When used after add_vocabulary(), visualize() charts each document by its length and the number of unique tokens. A figure like this is useful to compare documents by their rate of vocabulary growth.

corpus_dubliners |> 
  add_vocabulary() |> 
  visualize()

Other features, such as type-token ratio (“ttr”), hapax-token ratio (“htr”), or a sampling of hapax legomena (“hapax”) can also be shown.

vocab_dubliners |> 
  visualize("ttr")

corpus_joyce |> 
  add_vocabulary() |> 
  visualize("hapax")

Sentiment

For sentiment analysis, visualize() allows for comparison among documents in a set.

sentiment_dubliners |> 
  visualize()

The ignore parameter stipulates values to remove from the Y-axis to focus a figure.

sentiment_ulysses |> 
  visualize(ignore = c("anger", "anticipation", "disgust", "fear", "trust", "positive", "negative"))

N-grams

For n-grams, visualize() typically returns a network visualization inspired by the bigram network in Text Mining with R.

bigrams_joyce |> 
  visualize()

Combining n-grams

N-gram frequencies can be compared by combining them before visualization. Certain arguments allow for deviation from typical charts, including choosing the rows to chart and modifying colors to be set by values on the Y-axis.

bigrams_joyce |> 
  dplyr::filter(word_1 == "he") |> 
  combine_ngrams() |> 
  visualize(rows = 1:5, color_y = TRUE)

Tf-idf

visualize() returns bars showing the top words for each document. This can be a useful way to differentiate texts in a set from each other. Because tfidf_dubliners was prepared with load_texts(remove_names = TRUE), the resulting chart shows clearer delineation of topics characteristic of the stories in Joyce’s collection:

tfidf_dubliners |> 
  visualize(rows = 1:4)

Changing colors

change_colors() does what its name implies. By default, it adopts the “Dark2” palette from Brewer.

sentiment_dubliners |> 
  visualize() |> 
  change_colors()

Colors can be chosen manually.

library(ggraph)
bigrams_joyce |> 
  visualize(top_n = 60) |> 
  change_colors(c("#999999", 
                  "orange", 
                  "darkred"))

Optionally, use a named vector to set some colors by value instead of by order.
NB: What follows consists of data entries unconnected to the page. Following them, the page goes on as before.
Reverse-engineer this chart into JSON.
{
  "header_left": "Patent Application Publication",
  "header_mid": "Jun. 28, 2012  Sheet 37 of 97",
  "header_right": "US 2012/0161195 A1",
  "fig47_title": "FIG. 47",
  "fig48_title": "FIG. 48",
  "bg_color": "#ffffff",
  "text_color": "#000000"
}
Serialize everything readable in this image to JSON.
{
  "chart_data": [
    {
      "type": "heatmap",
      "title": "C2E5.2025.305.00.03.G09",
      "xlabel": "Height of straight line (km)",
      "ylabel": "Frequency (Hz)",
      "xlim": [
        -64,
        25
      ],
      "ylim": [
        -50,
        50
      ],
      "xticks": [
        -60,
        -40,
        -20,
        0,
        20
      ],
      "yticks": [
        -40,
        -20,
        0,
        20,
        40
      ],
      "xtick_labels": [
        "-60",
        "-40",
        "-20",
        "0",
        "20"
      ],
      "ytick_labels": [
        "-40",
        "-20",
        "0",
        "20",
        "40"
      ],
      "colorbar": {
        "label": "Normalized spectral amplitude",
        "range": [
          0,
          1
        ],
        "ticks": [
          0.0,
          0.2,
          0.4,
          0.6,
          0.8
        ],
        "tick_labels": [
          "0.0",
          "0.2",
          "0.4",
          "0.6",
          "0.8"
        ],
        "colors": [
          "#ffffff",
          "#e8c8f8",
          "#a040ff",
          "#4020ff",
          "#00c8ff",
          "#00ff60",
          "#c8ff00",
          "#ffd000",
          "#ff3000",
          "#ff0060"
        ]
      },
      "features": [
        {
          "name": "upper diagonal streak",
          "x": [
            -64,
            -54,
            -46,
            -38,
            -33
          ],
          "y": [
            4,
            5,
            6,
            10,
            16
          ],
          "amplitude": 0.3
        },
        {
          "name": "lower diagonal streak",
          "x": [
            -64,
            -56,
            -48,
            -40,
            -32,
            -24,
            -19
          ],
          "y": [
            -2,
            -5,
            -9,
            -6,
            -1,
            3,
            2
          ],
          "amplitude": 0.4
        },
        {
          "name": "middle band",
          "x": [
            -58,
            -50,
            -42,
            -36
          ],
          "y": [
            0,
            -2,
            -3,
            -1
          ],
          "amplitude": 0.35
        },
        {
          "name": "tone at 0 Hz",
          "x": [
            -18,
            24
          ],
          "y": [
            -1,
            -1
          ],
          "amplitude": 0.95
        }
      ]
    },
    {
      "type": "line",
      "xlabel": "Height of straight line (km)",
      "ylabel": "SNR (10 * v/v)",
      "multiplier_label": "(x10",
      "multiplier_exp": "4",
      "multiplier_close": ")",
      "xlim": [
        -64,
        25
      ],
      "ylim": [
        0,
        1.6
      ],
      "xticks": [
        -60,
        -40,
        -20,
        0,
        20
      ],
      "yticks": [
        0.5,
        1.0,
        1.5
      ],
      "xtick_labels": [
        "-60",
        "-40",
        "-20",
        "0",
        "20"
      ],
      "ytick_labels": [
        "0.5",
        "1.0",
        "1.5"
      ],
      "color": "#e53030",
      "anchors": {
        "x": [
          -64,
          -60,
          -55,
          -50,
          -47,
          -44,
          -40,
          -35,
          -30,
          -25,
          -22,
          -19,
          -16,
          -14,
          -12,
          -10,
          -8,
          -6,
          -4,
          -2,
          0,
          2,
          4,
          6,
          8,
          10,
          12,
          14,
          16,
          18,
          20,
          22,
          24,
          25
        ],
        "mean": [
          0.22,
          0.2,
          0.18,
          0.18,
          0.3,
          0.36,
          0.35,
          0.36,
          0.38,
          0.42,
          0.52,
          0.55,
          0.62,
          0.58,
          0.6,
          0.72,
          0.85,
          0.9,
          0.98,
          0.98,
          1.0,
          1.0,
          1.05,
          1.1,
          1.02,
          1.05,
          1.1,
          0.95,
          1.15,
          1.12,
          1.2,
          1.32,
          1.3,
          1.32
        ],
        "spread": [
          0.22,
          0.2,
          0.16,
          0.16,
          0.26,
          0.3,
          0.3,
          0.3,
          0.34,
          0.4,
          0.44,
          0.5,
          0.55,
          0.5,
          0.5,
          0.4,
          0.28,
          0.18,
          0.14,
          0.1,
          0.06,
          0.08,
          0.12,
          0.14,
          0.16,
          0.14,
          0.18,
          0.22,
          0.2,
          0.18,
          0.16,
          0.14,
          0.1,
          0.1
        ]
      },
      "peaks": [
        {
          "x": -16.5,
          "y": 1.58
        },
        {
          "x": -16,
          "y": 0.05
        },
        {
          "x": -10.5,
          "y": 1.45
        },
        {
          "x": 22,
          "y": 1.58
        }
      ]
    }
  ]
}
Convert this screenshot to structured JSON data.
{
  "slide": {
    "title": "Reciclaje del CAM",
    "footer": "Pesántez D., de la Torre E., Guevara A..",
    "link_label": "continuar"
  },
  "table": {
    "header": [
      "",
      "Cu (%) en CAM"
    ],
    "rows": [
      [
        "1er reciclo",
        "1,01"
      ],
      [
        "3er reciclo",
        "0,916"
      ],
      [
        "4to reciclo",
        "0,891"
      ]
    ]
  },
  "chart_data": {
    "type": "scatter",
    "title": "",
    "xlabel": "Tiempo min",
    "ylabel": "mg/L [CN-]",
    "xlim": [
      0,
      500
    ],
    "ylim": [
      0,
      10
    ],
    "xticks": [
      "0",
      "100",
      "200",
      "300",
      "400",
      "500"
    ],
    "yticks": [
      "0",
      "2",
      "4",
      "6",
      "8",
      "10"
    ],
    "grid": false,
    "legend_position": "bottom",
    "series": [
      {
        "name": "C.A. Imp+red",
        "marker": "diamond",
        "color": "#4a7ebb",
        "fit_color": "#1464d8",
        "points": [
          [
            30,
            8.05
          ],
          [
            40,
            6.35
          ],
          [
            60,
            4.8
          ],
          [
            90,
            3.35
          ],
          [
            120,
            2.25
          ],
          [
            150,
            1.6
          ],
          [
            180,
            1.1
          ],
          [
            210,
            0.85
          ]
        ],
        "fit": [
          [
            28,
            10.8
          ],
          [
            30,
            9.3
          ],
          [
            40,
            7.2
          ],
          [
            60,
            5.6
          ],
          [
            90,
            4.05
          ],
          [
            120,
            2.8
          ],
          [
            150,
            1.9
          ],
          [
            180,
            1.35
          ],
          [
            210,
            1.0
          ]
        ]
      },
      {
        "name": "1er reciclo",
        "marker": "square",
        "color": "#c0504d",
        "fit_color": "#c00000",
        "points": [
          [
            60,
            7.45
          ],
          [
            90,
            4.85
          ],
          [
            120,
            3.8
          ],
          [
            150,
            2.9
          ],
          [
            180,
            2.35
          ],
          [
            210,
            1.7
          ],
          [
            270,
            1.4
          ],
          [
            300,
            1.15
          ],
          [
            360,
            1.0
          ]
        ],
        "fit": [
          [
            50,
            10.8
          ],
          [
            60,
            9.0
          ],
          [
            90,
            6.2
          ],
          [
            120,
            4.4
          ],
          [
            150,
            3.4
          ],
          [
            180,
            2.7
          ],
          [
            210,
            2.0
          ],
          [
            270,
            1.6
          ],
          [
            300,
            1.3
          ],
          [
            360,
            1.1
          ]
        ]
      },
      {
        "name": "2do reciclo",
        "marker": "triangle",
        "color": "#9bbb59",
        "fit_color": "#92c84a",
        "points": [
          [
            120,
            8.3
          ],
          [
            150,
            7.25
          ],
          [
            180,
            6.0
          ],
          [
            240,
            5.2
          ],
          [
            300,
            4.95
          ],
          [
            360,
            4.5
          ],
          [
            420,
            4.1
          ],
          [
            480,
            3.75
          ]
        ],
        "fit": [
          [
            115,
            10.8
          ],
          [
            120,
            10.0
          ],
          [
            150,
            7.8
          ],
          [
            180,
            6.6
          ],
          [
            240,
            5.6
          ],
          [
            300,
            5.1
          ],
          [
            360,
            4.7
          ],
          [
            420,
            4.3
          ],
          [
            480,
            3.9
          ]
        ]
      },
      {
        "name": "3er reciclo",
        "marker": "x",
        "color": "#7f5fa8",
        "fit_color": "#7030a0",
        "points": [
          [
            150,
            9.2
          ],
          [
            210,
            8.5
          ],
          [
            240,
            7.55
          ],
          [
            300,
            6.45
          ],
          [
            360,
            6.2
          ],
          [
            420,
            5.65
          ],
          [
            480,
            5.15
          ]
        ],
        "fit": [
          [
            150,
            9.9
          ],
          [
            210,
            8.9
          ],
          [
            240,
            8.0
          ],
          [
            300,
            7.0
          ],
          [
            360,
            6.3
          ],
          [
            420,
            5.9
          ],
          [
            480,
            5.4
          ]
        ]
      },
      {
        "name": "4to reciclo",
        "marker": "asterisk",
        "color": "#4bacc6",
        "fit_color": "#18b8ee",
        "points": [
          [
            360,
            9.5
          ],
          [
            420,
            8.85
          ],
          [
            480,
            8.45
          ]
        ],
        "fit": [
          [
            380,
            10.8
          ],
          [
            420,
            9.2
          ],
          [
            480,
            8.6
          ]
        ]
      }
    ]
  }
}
By default unnamed colors are gray.

bigrams_joyce |> 
  dplyr::filter(word_1 == "he") |> 
  combine_ngrams() |> 
  visualize(rows = 1:5, color_y = TRUE, reorder_y = TRUE) |> 
  change_colors(c(
    "he is" = "darkorange",
    "he has" = "orange"))

Unnamed colors fill in as needed.

bigrams_joyce |> 
  dplyr::filter(word_1 == "he") |> 
  combine_ngrams() |> 
  visualize(rows = 1:5, color_y = TRUE, reorder_y = TRUE) |> 
  change_colors(c(
    "he is" = "darkorange",
    "he has" = "orange", 
    "navy", "skyblue"))

Or choose a predetermined color set and palette, as described in function documentation.

tfidf_dubliners |> 
  visualize(rows = 1:4) |> 
  change_colors(colorset = "viridis", palette = "mako", direction = -1)